How many partitions are in your input data set? A possibility is that your input data has 10 unsplittable files, so you end up with 10 partitions. You could improve this by using RDD#repartition(). 

Note that mapPartitionsWithIndex is sort of the "main processing loop" for many Spark functions. It is iterating through all the elements of the partition and doing some computation (probably running your user code) on it. 

You can see the number of partitions in your RDD by visiting the Spark driver web interface. To access this, visit port 8080 on host running your Standalone Master (assuming you're running standalone mode), which will have a link to the application web interface. The Tachyon master also has a useful web interface, available at port 19999.


On Sun, May 25, 2014 at 5:43 PM, qingyang li <liqingyang1985@gmail.com> wrote:
hi, Mayur, thanks for replying.
I know spark application should take all cores by default. My question is  how to set task number on each core ?
If one silce, one task,  how can i set silce file size ?


2014-05-23 16:37 GMT+08:00 Mayur Rustagi <mayur.rustagi@gmail.com>:

How many cores do you see on your spark master (8080 port). 
By default spark application should take all cores when you launch it.
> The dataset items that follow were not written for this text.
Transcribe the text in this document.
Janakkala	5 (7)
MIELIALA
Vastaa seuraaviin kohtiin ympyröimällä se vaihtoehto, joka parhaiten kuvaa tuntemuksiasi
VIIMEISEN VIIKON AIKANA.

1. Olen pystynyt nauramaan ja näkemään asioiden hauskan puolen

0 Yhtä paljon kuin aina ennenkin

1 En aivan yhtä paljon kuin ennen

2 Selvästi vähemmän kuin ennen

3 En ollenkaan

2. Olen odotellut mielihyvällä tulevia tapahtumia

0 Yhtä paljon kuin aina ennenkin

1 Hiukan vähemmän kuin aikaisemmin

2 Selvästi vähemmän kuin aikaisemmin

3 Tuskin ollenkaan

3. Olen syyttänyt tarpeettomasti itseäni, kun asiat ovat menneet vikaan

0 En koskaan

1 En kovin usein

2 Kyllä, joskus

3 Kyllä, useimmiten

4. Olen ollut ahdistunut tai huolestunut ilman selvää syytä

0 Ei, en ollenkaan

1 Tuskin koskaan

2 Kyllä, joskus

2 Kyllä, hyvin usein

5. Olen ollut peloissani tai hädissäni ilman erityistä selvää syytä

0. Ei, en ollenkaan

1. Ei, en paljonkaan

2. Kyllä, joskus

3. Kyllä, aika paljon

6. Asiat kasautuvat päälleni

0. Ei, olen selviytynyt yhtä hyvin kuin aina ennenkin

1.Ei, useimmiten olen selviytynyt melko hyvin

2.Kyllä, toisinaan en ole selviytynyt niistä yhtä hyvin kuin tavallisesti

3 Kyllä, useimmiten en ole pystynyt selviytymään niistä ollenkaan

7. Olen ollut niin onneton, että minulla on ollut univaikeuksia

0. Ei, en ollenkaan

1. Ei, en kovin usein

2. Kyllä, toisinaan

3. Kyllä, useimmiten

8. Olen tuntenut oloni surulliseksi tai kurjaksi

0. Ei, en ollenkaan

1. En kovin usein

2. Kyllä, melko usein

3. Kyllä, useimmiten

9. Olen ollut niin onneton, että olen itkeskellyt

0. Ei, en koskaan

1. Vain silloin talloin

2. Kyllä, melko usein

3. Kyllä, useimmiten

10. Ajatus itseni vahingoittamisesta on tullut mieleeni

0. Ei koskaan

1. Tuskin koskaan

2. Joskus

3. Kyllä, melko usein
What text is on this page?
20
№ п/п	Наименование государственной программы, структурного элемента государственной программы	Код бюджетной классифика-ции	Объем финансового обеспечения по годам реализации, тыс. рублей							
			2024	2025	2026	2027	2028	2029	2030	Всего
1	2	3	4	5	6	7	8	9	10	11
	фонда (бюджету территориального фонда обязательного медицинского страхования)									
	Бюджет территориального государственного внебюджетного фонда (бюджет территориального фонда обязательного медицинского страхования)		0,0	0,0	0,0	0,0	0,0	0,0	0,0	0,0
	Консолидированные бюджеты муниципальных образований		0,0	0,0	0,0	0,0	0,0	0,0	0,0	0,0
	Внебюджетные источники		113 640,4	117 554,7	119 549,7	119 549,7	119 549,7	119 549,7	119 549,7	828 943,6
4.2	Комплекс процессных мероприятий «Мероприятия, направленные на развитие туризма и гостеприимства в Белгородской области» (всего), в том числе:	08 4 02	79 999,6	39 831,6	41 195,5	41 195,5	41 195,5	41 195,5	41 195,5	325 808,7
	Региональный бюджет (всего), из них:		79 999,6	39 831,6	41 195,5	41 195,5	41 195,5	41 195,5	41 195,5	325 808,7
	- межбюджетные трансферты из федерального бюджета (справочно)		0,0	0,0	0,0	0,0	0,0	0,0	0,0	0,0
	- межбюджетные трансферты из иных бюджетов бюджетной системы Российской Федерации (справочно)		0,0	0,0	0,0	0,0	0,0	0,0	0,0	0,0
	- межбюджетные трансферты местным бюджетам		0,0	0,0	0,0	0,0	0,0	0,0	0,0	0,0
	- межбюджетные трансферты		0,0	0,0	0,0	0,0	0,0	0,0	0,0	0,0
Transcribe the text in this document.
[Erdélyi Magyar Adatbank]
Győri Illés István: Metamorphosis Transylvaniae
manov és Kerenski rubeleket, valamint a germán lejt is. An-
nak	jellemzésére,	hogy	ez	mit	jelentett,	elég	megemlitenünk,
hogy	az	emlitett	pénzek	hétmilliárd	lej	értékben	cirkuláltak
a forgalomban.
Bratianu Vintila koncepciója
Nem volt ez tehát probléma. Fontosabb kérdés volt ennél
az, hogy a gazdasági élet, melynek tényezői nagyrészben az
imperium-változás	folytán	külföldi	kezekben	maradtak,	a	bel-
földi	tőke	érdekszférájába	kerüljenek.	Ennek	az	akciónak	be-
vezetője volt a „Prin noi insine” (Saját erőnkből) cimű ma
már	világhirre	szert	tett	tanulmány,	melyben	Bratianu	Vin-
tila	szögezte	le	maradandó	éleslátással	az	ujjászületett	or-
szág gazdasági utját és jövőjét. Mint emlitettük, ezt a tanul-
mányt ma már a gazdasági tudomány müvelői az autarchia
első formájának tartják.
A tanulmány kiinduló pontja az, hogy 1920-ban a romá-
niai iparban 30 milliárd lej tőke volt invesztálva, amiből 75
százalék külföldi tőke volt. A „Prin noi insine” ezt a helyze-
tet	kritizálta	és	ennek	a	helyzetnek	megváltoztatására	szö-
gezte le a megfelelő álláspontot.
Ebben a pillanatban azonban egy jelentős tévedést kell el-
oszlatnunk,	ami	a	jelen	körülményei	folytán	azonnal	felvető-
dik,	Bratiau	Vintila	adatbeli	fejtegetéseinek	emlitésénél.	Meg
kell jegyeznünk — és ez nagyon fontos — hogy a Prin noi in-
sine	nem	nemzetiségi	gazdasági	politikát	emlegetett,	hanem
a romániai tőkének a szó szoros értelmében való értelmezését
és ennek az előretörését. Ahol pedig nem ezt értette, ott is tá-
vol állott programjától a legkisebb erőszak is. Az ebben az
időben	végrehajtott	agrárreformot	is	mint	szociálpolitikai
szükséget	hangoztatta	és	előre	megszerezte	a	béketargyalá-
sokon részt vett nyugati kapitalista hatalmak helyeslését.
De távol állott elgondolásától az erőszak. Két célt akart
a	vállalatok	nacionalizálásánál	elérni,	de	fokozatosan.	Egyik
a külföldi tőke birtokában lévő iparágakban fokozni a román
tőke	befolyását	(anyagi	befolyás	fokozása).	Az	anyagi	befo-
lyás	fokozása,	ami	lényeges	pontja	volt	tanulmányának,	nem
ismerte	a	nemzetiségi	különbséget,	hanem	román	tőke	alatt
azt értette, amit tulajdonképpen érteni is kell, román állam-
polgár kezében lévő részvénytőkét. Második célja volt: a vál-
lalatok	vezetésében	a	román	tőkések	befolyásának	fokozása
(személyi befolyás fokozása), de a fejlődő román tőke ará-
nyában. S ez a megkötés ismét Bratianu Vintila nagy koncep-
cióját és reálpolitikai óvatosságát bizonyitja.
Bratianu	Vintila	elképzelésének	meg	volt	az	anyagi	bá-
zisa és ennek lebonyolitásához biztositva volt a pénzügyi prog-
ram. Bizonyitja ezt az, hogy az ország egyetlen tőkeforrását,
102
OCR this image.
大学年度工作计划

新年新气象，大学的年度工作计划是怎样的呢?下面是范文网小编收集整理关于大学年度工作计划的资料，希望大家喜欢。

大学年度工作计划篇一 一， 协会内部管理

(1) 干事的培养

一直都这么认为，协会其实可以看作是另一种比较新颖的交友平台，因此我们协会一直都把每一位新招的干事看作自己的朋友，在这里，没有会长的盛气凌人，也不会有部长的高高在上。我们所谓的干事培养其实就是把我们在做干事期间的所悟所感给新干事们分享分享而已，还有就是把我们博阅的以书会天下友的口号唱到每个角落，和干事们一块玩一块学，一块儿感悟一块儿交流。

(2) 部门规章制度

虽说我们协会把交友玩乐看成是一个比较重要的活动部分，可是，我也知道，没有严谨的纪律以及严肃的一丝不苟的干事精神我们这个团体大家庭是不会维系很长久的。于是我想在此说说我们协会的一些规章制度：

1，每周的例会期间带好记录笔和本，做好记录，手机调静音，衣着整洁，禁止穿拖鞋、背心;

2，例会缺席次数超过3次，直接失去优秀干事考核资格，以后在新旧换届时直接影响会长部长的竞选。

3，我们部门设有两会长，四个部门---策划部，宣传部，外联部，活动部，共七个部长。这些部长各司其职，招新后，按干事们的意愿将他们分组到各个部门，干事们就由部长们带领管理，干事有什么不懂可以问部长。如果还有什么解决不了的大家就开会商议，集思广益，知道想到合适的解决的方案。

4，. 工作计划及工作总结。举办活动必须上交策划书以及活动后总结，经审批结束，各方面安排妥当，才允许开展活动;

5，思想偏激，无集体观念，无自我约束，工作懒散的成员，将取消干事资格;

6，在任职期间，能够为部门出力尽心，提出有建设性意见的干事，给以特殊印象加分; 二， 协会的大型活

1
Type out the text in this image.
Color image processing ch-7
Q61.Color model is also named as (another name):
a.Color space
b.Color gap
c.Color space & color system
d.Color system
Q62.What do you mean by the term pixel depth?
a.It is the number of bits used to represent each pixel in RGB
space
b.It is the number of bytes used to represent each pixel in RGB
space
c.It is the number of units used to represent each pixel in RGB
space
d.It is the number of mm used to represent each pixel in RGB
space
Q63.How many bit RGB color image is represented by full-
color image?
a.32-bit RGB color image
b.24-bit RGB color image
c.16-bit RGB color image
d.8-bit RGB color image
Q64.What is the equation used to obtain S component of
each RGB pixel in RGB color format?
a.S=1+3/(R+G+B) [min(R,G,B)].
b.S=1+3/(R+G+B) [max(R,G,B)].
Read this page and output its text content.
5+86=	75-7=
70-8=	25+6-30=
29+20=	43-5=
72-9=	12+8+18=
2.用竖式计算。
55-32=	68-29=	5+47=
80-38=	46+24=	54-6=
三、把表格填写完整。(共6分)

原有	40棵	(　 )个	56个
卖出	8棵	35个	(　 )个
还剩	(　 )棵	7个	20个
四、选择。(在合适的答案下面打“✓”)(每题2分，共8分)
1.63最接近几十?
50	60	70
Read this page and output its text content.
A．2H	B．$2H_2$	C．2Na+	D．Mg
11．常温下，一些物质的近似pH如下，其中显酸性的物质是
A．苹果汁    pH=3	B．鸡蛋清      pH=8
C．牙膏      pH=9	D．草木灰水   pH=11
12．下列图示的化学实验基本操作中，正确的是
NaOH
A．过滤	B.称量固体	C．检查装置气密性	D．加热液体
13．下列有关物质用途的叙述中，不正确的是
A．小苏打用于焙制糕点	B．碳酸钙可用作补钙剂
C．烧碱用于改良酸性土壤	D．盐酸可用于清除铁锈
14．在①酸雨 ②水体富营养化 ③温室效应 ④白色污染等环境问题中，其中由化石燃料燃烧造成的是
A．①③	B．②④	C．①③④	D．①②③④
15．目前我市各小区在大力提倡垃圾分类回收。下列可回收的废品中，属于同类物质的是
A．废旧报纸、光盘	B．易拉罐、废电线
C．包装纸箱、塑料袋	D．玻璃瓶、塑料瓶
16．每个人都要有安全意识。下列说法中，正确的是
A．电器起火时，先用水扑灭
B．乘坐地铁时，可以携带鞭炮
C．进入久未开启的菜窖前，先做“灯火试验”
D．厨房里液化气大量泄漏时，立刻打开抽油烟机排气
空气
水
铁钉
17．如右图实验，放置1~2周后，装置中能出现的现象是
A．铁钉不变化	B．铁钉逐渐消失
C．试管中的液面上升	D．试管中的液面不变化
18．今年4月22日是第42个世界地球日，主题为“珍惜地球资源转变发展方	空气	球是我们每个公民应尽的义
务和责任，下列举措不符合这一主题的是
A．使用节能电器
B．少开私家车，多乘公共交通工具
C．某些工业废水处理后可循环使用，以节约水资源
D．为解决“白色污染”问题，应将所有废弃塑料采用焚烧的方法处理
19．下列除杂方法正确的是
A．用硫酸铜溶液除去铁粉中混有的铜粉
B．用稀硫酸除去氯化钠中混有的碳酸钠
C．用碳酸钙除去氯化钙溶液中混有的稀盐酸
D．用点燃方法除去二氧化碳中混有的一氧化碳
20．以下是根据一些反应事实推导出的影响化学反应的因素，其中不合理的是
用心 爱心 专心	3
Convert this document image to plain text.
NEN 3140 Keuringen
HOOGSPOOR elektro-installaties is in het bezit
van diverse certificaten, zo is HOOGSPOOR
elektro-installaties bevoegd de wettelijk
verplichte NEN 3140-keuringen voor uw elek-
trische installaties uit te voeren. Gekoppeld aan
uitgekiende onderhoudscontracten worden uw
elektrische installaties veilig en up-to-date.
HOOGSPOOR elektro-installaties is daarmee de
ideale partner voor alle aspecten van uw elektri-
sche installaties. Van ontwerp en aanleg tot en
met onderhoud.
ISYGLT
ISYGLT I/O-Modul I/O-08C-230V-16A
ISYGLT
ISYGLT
Unless you have set max core configuration. 




On Thu, May 22, 2014 at 4:07 PM, qingyang li <liqingyang1985@gmail.com> wrote:
my aim of setting task number is to increase the query speed,    and I have also found " mapPartitionsWithIndex at Operator.scala:333"  is costing much time.  so, my another question is :
how to tunning mapPartitionsWithIndex  to make the costing time down?




2014-05-22 18:09 GMT+08:00 qingyang li <liqingyang1985@gmail.com>:

i have added  SPARK_JAVA_OPTS+="-Dspark.
default.parallelism=40 "  in shark-env.sh,  
but i find there are only10 tasks on the cluster and 2 tasks each machine.


2014-05-22 18:07 GMT+08:00 qingyang li <liqingyang1985@gmail.com>:

i have added  SPARK_JAVA_OPTS+="-Dspark.default.parallelism=40 "  in shark-env.sh


2014-05-22 17:50 GMT+08:00 qingyang li <liqingyang1985@gmail.com>:

i am using tachyon as storage system and using to shark to query a table which is a bigtable, i have 5 machines as a spark cluster, there are 4 cores on each machine .
My question is:
1. how to set task number on each core?
2. where to see how many partitions of one RDD?